A Grubhub delivery person checks his phone during the coronavirus pandemic on May 3, 2020 in New York City. (Photo: Agencies)
Two major players in the highly fragmented home-delivery food business may be about to consolidate. In an all-stock deal, Uber is seeking to buy rival Grubhub, according to news reports.
The deal would create the largest home-delivery business in the US. But there appears to be no immediate deal in the offing as both sides haggle about price, CNBC reported.
Grubhub neither confirmed nor denied the reported deal.
"We remain squarely focused on delivering shareholder value," the company said in a statement. "As we have consistently said, consolidation could make sense in our industry, and like any responsible company, we are always looking at value-enhancing opportunities."

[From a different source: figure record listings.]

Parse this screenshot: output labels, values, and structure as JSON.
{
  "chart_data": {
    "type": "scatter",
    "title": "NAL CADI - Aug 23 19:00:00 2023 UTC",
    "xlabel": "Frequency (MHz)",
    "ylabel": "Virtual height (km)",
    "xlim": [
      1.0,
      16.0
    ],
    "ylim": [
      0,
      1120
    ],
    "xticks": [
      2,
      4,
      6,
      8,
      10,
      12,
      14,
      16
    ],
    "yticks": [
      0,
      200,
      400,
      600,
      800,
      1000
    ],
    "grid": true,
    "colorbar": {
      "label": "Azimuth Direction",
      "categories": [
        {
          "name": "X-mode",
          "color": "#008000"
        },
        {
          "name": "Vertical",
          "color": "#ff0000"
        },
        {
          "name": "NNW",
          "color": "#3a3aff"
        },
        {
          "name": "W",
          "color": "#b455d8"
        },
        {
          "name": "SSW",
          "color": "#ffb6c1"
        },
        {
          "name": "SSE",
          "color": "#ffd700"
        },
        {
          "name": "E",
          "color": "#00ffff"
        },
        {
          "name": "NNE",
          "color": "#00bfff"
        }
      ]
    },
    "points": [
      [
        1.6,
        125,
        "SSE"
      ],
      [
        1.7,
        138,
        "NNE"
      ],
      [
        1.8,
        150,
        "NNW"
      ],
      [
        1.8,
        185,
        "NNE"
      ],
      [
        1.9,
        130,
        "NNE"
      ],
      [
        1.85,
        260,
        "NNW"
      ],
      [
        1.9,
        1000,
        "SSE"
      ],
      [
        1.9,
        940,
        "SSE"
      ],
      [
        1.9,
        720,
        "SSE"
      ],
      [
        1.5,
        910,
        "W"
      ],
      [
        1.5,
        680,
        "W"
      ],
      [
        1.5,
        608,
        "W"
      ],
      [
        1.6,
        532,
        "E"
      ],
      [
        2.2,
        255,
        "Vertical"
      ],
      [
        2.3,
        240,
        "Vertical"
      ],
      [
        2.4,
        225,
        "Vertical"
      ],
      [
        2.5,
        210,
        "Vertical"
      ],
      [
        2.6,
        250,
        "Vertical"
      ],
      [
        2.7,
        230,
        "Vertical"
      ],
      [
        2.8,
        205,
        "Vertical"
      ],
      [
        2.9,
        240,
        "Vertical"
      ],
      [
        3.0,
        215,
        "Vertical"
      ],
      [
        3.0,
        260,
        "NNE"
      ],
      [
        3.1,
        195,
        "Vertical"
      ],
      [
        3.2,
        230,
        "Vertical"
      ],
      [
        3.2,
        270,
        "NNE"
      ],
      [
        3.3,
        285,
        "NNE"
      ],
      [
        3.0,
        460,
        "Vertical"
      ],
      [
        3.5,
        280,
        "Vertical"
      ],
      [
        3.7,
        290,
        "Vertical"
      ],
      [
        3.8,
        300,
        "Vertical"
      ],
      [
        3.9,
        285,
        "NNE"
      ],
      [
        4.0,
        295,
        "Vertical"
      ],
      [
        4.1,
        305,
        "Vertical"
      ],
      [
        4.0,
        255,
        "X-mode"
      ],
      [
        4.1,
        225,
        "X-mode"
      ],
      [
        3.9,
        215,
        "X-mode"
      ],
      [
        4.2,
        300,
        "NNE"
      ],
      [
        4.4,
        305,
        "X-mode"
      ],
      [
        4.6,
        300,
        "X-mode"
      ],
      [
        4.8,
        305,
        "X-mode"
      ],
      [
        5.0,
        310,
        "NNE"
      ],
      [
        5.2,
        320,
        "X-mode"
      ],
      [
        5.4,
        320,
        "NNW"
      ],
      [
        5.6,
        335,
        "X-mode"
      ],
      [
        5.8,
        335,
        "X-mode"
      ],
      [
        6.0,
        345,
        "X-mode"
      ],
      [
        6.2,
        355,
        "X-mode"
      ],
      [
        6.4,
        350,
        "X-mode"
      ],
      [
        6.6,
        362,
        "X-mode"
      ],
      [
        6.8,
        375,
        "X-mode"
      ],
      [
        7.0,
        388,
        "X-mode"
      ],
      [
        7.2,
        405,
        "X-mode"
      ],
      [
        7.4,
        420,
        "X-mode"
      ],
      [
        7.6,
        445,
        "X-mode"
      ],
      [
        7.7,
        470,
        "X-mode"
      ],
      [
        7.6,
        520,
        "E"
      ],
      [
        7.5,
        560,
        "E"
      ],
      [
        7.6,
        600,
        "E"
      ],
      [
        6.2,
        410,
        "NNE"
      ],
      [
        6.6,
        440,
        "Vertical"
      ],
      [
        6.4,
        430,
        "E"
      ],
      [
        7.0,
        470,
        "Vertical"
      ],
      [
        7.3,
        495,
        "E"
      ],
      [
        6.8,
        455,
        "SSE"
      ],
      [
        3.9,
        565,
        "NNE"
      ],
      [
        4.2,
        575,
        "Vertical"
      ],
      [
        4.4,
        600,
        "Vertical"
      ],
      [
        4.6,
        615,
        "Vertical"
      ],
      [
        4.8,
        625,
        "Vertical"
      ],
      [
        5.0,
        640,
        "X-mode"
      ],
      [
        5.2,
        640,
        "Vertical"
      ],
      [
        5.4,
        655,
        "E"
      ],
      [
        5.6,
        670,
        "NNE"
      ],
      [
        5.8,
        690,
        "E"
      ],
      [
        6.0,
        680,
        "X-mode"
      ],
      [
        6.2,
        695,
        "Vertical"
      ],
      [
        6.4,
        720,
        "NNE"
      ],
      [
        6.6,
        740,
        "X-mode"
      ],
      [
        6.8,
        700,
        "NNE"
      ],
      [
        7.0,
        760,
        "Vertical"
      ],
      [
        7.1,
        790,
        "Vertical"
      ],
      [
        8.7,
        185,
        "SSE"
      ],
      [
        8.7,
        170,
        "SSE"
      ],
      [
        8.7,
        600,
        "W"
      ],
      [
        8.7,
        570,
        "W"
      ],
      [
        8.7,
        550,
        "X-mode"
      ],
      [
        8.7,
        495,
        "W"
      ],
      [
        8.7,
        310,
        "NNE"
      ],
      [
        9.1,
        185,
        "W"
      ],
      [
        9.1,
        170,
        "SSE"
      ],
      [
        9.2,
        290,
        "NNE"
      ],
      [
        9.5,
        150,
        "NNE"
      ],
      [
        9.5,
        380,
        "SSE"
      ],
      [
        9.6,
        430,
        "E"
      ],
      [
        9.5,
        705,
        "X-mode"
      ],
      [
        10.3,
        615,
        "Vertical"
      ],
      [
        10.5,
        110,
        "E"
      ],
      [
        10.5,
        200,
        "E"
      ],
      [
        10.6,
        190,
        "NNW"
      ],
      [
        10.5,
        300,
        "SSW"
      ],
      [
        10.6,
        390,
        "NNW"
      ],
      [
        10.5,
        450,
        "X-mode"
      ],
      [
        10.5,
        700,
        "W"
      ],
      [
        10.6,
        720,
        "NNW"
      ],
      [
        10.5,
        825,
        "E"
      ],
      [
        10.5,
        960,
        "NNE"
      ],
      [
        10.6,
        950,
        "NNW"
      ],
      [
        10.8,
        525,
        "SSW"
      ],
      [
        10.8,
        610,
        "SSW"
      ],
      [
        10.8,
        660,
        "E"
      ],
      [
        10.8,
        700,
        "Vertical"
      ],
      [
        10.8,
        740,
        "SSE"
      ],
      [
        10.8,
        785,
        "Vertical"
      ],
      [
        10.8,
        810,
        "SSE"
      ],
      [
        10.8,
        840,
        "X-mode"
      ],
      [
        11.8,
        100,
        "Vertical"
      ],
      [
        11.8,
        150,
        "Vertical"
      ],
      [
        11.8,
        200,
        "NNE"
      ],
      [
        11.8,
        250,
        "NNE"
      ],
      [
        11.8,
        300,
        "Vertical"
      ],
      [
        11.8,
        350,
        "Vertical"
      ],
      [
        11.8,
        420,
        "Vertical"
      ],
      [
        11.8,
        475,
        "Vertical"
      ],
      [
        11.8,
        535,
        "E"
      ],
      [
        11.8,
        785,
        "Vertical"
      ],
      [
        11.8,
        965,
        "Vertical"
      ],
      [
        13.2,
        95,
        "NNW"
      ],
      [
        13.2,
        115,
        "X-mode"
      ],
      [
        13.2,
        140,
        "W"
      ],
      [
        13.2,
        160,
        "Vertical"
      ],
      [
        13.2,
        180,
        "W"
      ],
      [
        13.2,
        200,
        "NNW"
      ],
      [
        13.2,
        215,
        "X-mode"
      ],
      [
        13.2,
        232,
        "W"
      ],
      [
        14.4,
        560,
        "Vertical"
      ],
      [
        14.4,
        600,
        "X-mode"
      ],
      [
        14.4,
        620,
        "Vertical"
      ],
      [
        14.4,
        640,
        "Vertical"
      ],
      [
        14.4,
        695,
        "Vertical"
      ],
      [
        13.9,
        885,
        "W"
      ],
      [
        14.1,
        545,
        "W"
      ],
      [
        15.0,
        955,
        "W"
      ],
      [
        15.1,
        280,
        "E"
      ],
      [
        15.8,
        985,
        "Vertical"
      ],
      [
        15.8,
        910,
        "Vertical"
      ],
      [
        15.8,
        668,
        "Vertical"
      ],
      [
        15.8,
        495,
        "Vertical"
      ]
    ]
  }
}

Earlier this year, Grubhub said it wasn't for sale after Walmart and a few grocery chains reportedly sought to acquire it.
In the earlier statement, Grubhub said: "There is unequivocally no process in place to sell the company and there are currently no plans to do so."
Uber had explored the possibility of a merger with DoorDash but didn't come close to reaching an agreement, The Wall Street Journal reported.
Reasons for consolidation in the food-delivery industry appear strong.
The novel coronavirus pandemic has forced millions of people to stay home and order food from their favorite restaurants, expanding the market for home-delivery services.
Revenue for the delivery companies has climbed, but so have expenses, as many advertise heavily and offer incentives to increase market share.
Ad-tracking firm Kantar said Grubhub has increased advertising 40 percent during the pandemic, while DoorDash expanded expenditures by 35 percent. Postmates boosted ad spending by 82 percent.
Delivery companies also have increased spending on safety equipment for delivery drivers, putting added pressure on the bottom line.
Some independently owned restaurants chafe under the steep fees and may drop or curtail the use of delivery services when the pandemic recedes and the economy reopens.
Grubhub said it's aware of the growing tensions with restaurant owners.
"We are doing everything we can imagine to help restaurants because, at the end of the day, the restaurants' business is our business," Grubhub CEO Matt Maloney told investors last week in a conference call.
Uber's ride-hailing business has declined during the COVID-19 outbreak while Uber Eats has grown, though not enough to offset the downturn in its core business. Uber reported a loss of $2.9 billion in the first quarter.
Can the highly fragmented food-delivery industry consistently make money with small orders?
Home delivery may be an appealing idea, but like ride-hailing car services, it has yet to become a consistent moneymaker. Uber and Lyft have increased revenue but have not yet generated consistent profits. Neither company has yet established a clear path to profitability.
It may be even tougher for home-delivery companies to make money.
Uber Eats, Grubhub, DoorDash and PostMates have similar business plans and offer identical services: Each charges the restaurant a fee for food ordered through the service and hires independent contractors to deliver it.